"La pointe d'argent" est un tome à part de la saga des Annales de la compagnie noire, puisqu'il ne suit ni le destin de la Dame, ni celui de Toubib.
Un groupe de quatre hommes malhonnêtes et avides tente de s'emparer de la pointe d'argent plantée dans une écorce du fils de l'arbre-Dieu. Les hommes étant ce qu'ils sont, chacun tentera de s'en emparer, que ce soit pour le pouvoir ou pour la richesse. Ou même pour le simple fait de semer la destruction, comme c'est le cas du boiteux. Oui, il a de nouveau survécu et est décidément immortel. Il est désormais accompagné de l'abominable Saigne-Crapaud-Le-Chien.
Ici, le narrateur principal est Casier, le nouveau meilleur pote de Corbeau, qui rédige un journal où l'on peut constater la déchéance de son ami après son échec à reconquérir le coeur de Chérie dans le troisième tome, ainsi que leur objectif qu'est la récupération de la pointe d'argent, contenant tout le savoir et toute la puissance du Dominateur. Saigne-Crapaud-Le-Chien et Smed (l'un des quatre voleurs...) ont un également un rôle de premier plan que ce soit dans la narration ou dans l'histoire en elle-même. Il ne faut pas s'attendre à un retour de Corbeau ou de la rose blanche dans la vie de Toubib. Au début du quatrième tome, il a la larme aux yeux en voyant ses amis quitter définitivement sa vie. Et il avait raison inutile d'espérer comme je le faisais pendant que je lisais les 4 et 5èmes tomes.

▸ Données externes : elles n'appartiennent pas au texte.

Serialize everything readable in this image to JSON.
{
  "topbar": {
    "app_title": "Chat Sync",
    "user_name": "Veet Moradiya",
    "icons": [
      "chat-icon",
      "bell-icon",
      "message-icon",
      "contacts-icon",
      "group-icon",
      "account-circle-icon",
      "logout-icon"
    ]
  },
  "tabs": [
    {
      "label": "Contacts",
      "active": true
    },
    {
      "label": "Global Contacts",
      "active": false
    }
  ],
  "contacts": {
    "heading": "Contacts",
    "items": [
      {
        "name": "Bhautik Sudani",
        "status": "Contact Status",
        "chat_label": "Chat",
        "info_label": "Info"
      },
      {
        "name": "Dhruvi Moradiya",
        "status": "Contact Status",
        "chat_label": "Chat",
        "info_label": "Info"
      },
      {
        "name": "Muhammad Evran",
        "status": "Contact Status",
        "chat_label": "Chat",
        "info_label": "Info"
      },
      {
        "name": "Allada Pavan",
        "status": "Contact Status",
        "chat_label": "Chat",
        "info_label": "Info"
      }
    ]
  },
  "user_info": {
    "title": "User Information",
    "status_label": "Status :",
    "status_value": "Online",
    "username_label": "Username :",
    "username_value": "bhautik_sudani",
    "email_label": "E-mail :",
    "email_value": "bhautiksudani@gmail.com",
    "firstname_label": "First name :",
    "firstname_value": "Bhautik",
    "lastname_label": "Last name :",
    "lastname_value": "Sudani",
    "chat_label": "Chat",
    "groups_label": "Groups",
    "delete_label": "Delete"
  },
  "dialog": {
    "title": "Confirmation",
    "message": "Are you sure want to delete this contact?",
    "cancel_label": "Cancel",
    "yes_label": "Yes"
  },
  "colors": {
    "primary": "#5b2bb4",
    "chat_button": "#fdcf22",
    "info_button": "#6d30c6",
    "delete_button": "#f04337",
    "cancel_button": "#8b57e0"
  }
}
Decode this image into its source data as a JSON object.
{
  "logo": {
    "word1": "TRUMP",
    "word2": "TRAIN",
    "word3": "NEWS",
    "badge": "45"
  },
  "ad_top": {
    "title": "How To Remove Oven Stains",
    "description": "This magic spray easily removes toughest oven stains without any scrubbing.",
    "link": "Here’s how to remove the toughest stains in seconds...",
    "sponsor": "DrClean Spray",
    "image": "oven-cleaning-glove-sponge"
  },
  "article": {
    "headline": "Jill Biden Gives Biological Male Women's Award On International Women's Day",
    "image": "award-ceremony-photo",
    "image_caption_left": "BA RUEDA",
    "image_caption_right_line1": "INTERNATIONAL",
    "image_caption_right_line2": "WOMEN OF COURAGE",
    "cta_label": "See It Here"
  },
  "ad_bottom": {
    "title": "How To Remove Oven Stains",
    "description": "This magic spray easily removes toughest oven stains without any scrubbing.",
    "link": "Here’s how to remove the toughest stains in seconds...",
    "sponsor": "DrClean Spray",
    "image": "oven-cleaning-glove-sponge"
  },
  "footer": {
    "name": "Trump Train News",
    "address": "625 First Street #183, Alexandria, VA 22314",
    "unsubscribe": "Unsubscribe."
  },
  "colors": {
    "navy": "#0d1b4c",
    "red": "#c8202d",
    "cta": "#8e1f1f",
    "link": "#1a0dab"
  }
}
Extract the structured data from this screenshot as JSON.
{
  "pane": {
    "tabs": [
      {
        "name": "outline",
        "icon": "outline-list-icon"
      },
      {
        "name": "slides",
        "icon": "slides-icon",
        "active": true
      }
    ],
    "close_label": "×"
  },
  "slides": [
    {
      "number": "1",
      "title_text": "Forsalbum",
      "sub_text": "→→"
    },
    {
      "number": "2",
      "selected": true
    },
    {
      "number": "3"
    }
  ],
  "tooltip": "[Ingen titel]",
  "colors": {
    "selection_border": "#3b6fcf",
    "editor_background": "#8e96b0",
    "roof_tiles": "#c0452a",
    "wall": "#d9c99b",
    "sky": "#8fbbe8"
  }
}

Je tiens à dire que ce bouquin est plus que légitime; Le tome 3 nous prouve bien que Glen Cook avait préparé le terrain. La tête du Boiteux qui n'avait pas été anéantie, Saigne-Crapaud-Le-Chien qui revenait sans cesse à la charge de l'arbre, la mort de Bomanz qui était plus que suspecte....
Aussi, je ne ferai aucun reproche à l'auteur d'avoir écrit ce bouquin, contrairement à Maurice Druon pour "Quand un roi perd le France", bien au contraire, il était pour moi nécessaire de nous faire connaître le destin de la Rose Blanche, de Silence et de Corbeau.
En soi, le bouquin a très bien été traité. En plus de nous montrer de manière satisfaisante l'évolution de l'empire en l'absence de la Dame, la trame créé des moments vraiment très forts. C'est en grande partie dûe à la menace croissante autour de nos quatre voleurs, et à l'atmosphère en semi huis-clos. Décidément, Smed est un bien meilleur narrateur que Casier qui n'est pourtant pas ennuyeux, dont le rôle véritable est de nous faire connaître le "devenu" des relations des personnages entre eux.
Alors pourquoi n'ai-je pas mis une aussi bonne note que pour les tomes précédents ?
Pour deux raisons.
Premièrement, Je n'aime pas la façon dont Corbeau a été traité. Quand on connaît le personnage, cela ne semble pas illogique. Mais il a désormais bien trop tendance à prendre systématiquement les mauvaises décisions, il n'est plus que l'épave de ce qu'il était. L'auteur tente de nous embrouiller l'esprit, de nous faire nous poser des questions à son sujet sans grand succès. Il n'a au final fait qu'abîmer un personnage absolument mythique. Le Corbeau de "La pointe d'argent", bien qu'approfondi, me semble trop faible mentalement, pour l'image que je me faisais de lui, trop... Con. On s'aperçoit au fil des pages qu'il n'est rien de plus qu'un sociopathe. J'aurais préféré voir un Corbeau qui remonte réellement la pente, comme il l'a toujours fait. Cela reste toutefois ma perception des choses, et je suis sûr que beaucoup d'autres fans de la saga, qu'ils aient autant apprécié Corbeau que moi ou non, n'ont pas le même avis.
Deuxièmement, la fin... Elle me paraît bien trop bâclée, et particulièrement la mort d'un des personnages principaux de la saga que je ne citerai pas enfin de ne pas vous spoiler, mais qui aurait mérité mille fois mieux qu'un retournement de situation aussi facile, aussi soudain... ça n'aurait pas coûté grand chose à l'auteur d'écrire dix pages supplémentaires.
Bien sûr, ces défauts là sont grands, mais tout de même minoritaires. Ils n'enlèvent en rien les grandes qualités du livre, et la simple présence de Smed en tant que narrateur suffirait à en justifier l'écriture selon moi.
Autre détail important; La pointe d'argent se passe en même temps que le quatrième tome. On peut aussi bien le lire en tant que quatrième, cinquième ou sixième tome.